Distributed Ledger Technology or Blockchain Continued
Posted by Attorney Laura Anthony on August 30, 2017
Distributed Ledger Technology or Blockchain Continued- Distributed Ledger Technology called DLT or blockchain involves a distributed database maintained over a network of computers where information can be added by the network participants. Each added layer of information or data is referred to as a block. The network participants can share and retain identical cryptographically secured information and records.
DLT uses either a public or private network. A public network is open and accessible to anyone that joins, without restrictions. All data stored on a public network is visible to anyone on the network, although it is encrypted. A public network has no central authority and relies solely on the network participants to verify transactions and record data on the network. Algorithm and computational technology is used to protect the integrity of the data.
A private network is limited to individuals and entities that are granted access by a network operator. Access can be tiered with different entities being allowed differing levels of authority to transact and view data. In the financial services industry, it is likely that networks will be private.
The transactions and data on the network usually represent an underlying asset that may be digital assets, such as cryptosecurities and cryptocurrencies, or a representation of a hard asset stored offline (a token representing an interest in a gold bar, for example). Assets on a DLT network are cryptographically secured using public and private key combinations. The public key combination allows access to the network itself, and the private key is for access to the asset itself and is held by the asset holder or its agent.

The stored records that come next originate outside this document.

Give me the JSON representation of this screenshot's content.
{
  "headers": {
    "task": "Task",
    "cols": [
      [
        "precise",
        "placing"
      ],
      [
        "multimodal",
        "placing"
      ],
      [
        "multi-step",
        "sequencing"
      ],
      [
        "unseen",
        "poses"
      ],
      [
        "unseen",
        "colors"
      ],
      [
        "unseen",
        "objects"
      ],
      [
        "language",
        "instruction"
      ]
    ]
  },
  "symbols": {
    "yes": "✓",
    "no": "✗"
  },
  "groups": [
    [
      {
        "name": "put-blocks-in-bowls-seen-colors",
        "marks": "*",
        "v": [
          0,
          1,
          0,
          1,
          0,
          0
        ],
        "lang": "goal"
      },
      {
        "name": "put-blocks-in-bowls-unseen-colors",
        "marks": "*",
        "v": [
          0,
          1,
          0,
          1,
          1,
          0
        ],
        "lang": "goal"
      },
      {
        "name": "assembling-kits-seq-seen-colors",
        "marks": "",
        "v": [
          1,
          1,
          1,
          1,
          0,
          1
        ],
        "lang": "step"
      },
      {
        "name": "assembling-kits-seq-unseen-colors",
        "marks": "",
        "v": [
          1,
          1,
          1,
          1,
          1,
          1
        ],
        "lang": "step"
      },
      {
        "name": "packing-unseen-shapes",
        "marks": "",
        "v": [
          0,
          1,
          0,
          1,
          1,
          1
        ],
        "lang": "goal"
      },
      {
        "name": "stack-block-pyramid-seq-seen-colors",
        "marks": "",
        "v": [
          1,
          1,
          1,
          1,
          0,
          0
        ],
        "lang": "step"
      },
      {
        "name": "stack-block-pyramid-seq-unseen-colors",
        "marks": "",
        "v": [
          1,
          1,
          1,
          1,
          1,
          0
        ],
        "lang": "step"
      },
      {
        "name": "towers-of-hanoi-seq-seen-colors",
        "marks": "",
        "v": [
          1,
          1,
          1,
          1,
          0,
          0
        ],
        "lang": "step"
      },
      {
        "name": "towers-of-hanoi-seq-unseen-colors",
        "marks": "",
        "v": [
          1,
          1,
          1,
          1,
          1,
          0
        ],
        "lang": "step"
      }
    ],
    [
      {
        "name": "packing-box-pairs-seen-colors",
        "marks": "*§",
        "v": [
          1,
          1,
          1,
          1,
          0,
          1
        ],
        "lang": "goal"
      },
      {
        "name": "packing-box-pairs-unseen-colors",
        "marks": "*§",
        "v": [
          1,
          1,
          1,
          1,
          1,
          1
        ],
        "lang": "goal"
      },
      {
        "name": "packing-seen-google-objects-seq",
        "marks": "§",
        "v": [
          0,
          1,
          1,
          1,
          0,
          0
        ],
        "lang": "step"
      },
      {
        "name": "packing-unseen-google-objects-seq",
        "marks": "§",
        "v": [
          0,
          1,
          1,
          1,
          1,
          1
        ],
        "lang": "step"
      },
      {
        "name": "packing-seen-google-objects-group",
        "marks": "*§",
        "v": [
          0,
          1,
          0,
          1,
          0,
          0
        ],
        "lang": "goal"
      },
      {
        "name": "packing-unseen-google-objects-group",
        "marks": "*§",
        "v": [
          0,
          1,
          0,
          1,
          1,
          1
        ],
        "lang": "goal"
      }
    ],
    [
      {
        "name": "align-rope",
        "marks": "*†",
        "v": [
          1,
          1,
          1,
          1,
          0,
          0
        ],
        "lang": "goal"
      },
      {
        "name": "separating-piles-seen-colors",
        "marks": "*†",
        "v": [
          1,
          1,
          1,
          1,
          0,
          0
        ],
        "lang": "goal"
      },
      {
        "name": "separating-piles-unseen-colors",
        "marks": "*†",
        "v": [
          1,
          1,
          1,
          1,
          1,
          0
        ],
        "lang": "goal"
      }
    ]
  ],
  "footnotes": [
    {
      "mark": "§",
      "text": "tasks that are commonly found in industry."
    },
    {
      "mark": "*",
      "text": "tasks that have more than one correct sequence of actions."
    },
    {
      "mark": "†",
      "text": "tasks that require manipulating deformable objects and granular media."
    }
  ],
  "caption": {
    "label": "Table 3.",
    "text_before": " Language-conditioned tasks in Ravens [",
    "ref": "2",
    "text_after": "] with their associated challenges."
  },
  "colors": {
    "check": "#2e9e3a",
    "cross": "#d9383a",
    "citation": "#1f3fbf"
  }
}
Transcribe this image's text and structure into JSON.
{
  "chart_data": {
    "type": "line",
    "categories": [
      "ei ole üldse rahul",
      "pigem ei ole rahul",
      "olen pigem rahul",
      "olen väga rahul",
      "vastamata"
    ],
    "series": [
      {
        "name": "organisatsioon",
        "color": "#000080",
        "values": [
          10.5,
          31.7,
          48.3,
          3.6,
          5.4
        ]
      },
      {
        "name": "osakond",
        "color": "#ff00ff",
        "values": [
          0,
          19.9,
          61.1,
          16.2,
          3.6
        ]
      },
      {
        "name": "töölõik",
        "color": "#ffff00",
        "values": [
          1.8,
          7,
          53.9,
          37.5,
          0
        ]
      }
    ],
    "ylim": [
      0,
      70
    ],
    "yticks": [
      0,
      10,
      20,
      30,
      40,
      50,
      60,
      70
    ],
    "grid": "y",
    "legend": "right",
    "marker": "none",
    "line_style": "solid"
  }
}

A transaction may be initiated by any party on the network that holds assets on that network. When a transaction is initiated, it is verified using a predetermined process that can be either consensus-based or proof-of-work based, although new verification processes are being explored. In layman’s terms, the verification process is based on digital computations. The settlement of the transaction occurs when verification is completed. Currently this can occur immediately or take a few hours.
Once verified, a transaction is “cryptographically hashed” and forms a permanent record on the DLT network. Records are time-stamped and displayed sequentially to all parties with network access. Currently, historical records cannot be edited or changed, though technology is being developed to change that.